O estrondo de uma novela qualquer embala o cochilo de minha mãe. Olho para essa cena e quero morrer de paixão. Quero colocar num potinho e regelar para poder olhar isso para sempre. Não sei se foi sorte ou carma, mas fui criada livre de traumas por uma mulher fabuloso, independente, amorosa, inteligente, enxurrada de personalidade, divertida. Me pergunto porquê ela consegue, sua voz é sempre contente, seu rosto guarda sempre um sorriso. Parece lorazepan misturado com anfetamina, mas é só o jeito dela mesmo.

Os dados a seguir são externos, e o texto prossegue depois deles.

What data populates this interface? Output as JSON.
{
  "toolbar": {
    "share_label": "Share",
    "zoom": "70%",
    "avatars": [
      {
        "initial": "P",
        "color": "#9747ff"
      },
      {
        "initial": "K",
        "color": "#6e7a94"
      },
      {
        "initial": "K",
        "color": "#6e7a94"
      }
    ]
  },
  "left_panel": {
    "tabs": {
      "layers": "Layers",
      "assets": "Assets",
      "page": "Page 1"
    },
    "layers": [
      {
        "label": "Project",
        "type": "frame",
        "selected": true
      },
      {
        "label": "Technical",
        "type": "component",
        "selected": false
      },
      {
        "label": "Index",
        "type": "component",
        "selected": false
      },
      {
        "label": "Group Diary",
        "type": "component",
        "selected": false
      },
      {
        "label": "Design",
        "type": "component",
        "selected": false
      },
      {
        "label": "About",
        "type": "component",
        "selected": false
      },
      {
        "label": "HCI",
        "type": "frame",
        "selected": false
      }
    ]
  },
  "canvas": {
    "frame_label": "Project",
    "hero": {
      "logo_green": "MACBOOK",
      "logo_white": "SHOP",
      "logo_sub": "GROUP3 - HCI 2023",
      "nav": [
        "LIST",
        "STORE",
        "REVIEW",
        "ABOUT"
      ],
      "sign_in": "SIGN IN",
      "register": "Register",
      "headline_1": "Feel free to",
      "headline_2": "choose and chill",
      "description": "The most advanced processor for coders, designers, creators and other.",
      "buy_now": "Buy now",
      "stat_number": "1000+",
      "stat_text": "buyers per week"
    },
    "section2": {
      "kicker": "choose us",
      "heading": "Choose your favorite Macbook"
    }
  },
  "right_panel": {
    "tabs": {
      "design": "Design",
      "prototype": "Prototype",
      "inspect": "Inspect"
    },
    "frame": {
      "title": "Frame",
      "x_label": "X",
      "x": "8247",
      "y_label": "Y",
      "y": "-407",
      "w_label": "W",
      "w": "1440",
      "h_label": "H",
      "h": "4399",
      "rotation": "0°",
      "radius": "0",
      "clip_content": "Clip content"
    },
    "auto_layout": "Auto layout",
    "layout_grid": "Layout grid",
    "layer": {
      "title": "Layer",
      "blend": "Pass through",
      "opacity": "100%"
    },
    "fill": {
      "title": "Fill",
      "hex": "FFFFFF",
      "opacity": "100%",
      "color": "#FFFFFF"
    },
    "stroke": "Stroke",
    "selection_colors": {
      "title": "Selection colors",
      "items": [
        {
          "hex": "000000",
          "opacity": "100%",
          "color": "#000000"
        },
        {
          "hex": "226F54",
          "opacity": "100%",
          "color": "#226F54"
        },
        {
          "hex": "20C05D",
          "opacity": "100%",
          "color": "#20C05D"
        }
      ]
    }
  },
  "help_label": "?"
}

Por tudo isso, decidi que ela entrará para as estatísticas e viverá mais de 100 anos, o que pelas minhas contas me daria mais uns 25 anos de convívio com essa mulher que é minha mãe, mas minha ração de ansiolítico, minha sessão diária de terapia, minha coach de sobrevivência, meu firmamento e para onde eu corro para me homiziar quando o mundo se revela o lugar horroroso que ele é.
O problema é convencê-la de que vale a pena virar inimiga do termo da vida ou, pelo menos, chegar a ele lúcida e pelas próprias pernas, e que para isso ela precisa fazer caminhadas, estiramento, musculação, maneirar no gulodice, diminuir a pancinha, controlar a pressão. Eu entupo sua caixa de mensagens com links de reportagens sobre os benefícios da massa magra para o corpo, para a memória, para a perda de peso, para o coração. O que ela faz? Responde com um emoji de “joinha” e me ignora.
Vou enlouquecer minha mãe com a cobrança de que ela precisa se cuidar. É para seu muito, digo. Pronto, me transformei no que eu mais temia, mas agora já posso me vingar e usar o mesmo tom dramático com o qual ela usava para tentar gerar uma pessoa decente. A diferença é que só quero que ela seja saudável e não morra nunca, se for verosímil, e não me deixe cá sem ela.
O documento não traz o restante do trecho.